BYU-Arizona: Las Vegas Bowl Recap

JeremySenior Writer IDecember 24, 2008


I was waiting a few days to write this article, just so that a proper recap could be done. Plus, I did not want this to be a year in review for BYU—that will come later.

Vegas must know something making Arizona a three-point favorite in this game.

This loss goes more on the coaches than the players. This staff thinks their plays are what make the team go and that these plays, if run correctly, will work. Not the case, because in their three losses the coaches refused to make changes to run different plays.

In the Utah game the Utes were letting Harvey Unga run at will with a 7.1 yard average per rush, but the Cougars decided to pass because they thought that was their strength against Utah.

Then against TCU, BYU just ran the same plays and were outmanned in the loss in Fort Worth.

In this game the defense gets most of the blame. First off, defensive coordinator Jamie Hill does not use David Nixon the way he should be used, which is to allow him to blitz more often. Instead the Cougars ran a vanilla defense and had to drop linebackers in coverage since the Cougar secondary players are too slow and unathletic to play the position.

BYU did their standard by having the corners at least eight yards off the line of scrimmage and allowing Arizona to run short routes and quick throws to methodically march down the field.

How about using a blitz defense, BYU, or maybe bump coverage with safety help to allow Jan Jorgensen and the rest of the BYU defense to at least get within arm's length of Arizona’s quarterback Willie Tuitama?

The offense for BYU put up numbers but did not produce. Austin Collie had his usual game of over 100 yards receiving, as did Michael Reed. However, again BYU did not utilize the running game with Harvey Unga. He did run 17 times for 71 yards, which is 4.1 per carry—pretty good but not great.

The question is, why not use him more instead of forcing Max Hall to throw the ball, who again had trouble in the turnover department with the pick and two fumbles because his offensive line could not protect him.

BYU fans can say the reffing was bad, but so can Arizona for the calls that were made. The main fact that the BYU staff showed they can beat up on bad opponents is false, because they had trouble against Washington, Colorado State, and UNLV, who all are not good teams.

Those penalties cost you at tying the game on several situations, and the three straight penalties to end the half that resulted in a missed 40-yard field goal really hurt BYU, who could have been tied at 10 instead of down three.

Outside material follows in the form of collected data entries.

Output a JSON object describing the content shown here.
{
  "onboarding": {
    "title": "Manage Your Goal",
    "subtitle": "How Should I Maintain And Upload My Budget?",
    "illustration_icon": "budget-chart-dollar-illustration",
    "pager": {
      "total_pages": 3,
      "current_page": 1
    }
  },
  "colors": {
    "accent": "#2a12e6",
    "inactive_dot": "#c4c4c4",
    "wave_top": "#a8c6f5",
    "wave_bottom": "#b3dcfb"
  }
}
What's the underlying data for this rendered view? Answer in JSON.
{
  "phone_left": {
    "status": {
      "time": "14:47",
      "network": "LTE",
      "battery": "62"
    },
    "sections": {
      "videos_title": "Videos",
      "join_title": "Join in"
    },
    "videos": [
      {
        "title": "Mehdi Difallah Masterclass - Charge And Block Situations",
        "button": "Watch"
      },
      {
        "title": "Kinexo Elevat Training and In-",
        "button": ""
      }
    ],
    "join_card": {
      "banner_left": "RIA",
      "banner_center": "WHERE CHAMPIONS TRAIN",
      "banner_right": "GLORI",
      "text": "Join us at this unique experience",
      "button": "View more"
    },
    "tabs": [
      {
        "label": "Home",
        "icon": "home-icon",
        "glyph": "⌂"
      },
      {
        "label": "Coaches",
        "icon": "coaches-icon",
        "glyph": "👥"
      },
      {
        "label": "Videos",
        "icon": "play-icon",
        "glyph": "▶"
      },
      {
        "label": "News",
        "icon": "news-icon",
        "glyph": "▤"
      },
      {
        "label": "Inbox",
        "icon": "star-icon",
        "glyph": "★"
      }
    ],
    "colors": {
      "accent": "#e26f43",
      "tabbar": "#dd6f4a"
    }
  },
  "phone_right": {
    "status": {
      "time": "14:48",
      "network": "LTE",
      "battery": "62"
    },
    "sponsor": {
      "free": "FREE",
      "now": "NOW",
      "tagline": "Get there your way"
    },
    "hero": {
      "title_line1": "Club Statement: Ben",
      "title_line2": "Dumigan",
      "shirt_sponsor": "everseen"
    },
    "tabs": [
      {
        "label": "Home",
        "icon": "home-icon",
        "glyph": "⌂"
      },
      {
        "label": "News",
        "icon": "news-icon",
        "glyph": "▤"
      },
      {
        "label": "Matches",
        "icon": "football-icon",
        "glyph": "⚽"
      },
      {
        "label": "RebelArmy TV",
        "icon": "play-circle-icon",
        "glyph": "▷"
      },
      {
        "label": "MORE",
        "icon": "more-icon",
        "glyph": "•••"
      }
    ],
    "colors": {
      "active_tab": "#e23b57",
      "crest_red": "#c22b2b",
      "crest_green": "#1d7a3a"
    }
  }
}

Arizona played the better game here. Willie Tuitama had two touchdown passes over 20 yards and abused the BYU secondary with 325 yards in the air.

The Arizona coaches knew exactly what to do since they did play each other the previous two years, and BYU coach Bronco Mendenhall could take a cue from Mike Stoops by game planning for the opponent. Stoops used tape to expose BYU’s defense, who did not blitz very often, and the secondary, which is suspect at best.

It is hard to rip a staff and team that went 10-3, but with the expectations of "The Quest," this season was a failure because it was BCS or bust this year.

The coaches need to put their players in better positions to succeed for next season by not sitting on their high horse and saying if our plays are executed, we will win. Why not mix up the plays and run Collie on a slant instead of a double move deep throw, or use Pita on something other then an across the middle route?

Not sure if BYU did not want to be there or if Arizona was pumped to be in their first bowl in a decade, but the Cougars were exposed again.

This bowl game made BYU 2-2 in their last four bowl games, all of which were at the Las Vegas Bowl, and for Arizona this was their first bowl win since 1998, when they won the Holiday Bowl to finish 12-1.